Andrea (am_klutz) wrote,
Andrea
am_klutz

Sherried Tomato Soup




On Friday, I had a sudden inspiration to cook up a couple of new dishes over the weekend. Also, though I'm not a fan of Valentine's Day, I decided to cook dinner for B.T since it's been awhile. Cooked up two dishes - first attempt! last evening and will be doing another one today!

I have a penchant for good soups. The types served at Soup Spoon - thick and creamy, chock-full of ingredients, a lot of texture and good enough as a meal (together with chunky bread or bread sticks). I've successfully done butternut squash soup and mushroom soup and have been wanting to experiment on more. Decided to try out a tomato soup and next up, french onion soup!

The tomato soup turned out to be the easiest to make and the secret behind the amazing taste is the addition of cooking sherry! The moment you add in the sherry, the aroma is friggin' amazing! I love how the chunks of diced tomatoes add great texture and ooomph to the soup and it's a soup that isn't as heavy as a mushroom creamed soup and has a lovely sweetish sour, tangy taste to it. I'm definitely going to cook this again!

As usual, I'll edit the recipe and tweak it - the fun part of cooking!



Ingredients used for all 3 new recipes that I'm trying out :P


Saute the onions in butter. Smells delicious!


Pouring in the tomato juice


Such a great idea huh? I used the thyme for the cheese straws and the basil and marjoram for the soup. Had no idea what marjoram is but decided to just use it!
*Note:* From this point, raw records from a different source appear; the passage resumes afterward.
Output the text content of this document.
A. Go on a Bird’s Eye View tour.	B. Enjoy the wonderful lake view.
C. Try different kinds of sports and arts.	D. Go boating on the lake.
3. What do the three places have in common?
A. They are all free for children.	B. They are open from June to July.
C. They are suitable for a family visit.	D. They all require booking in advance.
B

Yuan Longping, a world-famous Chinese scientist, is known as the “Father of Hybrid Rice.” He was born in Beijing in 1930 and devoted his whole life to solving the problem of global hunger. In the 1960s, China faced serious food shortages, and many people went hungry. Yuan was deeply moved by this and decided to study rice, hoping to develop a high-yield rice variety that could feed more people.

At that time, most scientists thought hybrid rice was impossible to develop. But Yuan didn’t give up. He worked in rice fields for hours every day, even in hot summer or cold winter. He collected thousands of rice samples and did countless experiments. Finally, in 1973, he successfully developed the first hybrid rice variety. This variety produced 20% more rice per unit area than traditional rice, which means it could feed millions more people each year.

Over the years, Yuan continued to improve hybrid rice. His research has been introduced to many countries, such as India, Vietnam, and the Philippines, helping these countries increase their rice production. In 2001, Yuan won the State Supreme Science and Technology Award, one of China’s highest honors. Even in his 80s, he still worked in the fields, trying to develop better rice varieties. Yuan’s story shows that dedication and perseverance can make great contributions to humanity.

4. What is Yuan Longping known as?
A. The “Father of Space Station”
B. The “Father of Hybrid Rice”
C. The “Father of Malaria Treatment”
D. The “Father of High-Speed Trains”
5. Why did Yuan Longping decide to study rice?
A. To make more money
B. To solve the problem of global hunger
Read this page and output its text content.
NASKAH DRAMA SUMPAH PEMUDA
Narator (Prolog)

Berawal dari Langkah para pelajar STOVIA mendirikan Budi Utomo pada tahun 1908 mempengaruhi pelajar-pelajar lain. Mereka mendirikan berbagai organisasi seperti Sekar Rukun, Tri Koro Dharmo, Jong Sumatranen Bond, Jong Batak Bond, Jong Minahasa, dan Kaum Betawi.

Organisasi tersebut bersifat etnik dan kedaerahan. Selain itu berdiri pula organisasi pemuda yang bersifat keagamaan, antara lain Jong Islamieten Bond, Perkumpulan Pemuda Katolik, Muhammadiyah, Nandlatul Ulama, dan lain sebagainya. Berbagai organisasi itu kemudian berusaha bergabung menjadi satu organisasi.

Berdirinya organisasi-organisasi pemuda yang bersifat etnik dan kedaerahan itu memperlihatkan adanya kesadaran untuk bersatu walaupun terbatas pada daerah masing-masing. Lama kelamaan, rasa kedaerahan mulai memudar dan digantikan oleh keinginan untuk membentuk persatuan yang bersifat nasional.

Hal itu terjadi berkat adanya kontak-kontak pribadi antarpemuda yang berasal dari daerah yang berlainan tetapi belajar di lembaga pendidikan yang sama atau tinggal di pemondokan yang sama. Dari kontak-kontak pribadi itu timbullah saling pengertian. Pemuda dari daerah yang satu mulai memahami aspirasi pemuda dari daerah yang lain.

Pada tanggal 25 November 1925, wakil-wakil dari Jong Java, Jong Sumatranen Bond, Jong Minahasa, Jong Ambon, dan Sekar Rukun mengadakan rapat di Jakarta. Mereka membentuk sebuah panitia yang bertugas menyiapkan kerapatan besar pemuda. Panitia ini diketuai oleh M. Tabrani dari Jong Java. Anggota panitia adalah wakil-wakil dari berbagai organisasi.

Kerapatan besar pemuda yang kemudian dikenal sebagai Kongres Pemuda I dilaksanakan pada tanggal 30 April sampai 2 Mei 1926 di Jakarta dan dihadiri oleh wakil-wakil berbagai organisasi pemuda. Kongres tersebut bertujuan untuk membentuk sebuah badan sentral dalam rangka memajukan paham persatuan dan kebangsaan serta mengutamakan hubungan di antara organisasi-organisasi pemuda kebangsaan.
Chunks and chunks of squishy tomatoes!


Adding in a cup of sinful liquid


Fresh herbs come with the stems. I remove the stems before mincing them up.


All minced up. Add whatever you fancy but some herbs are strong in flavor so do so in moderation! Trial and error!


Sprinkle the herbs in and stir


Viola! Ready to serve!


Sherried tomato soup
30 minutes to prepare and cook. Serves 6


Ingredients
6 tbspn of melted butter
1 whole medium onion, diced (I usually prepare in advance a container of diced onions which I'll freeze it for future use. Saves a lot of time when cooking!)
1 bottle (46 oz) tomato juice (It's about 1.3 litres but I just used 1 litre which was enough)
2 cans (14.5 oz cans) diced tomatoes (I used Hunt's. Cheapest!)
3 tbspn (up to 6 tbspn) of sugar (I used 5 which I liked how the sweetness balanced out the sour tanginess of the tomatoes. B.T prefers it less sweet so you could start off with 3 and taste along the way)
1 cube of Knorrs chicken stock
1 pinch of salt
Black pepper to taste
1 cup cooking sherry
200ml heavy cream
Chopped fresh basil
Chopped fresh marjoram (recipe uses chopped fresh parsley but I decided to use marjoram because it came in a pack of 3 together with thyme and basil which I needed for my cooking :P)


1) Saute diced onions in butter until translucent.

2) Add canned tomatoes, tomato juice, chicken cube, sugar, pinch of salt, black pepper and stir.

3) Bring to a near boil. Turn off the heat.

4) Add in sherry and cream and stir.

5) Heat for a few more minutes but do not bring to a boil.

6) Add in marjoram and basil to taste.

7) Adjust seasonings of sugar, salt and pepper according to taste.

8) Serve with crusty bread or cheese straws which I baked and will post the recipe next!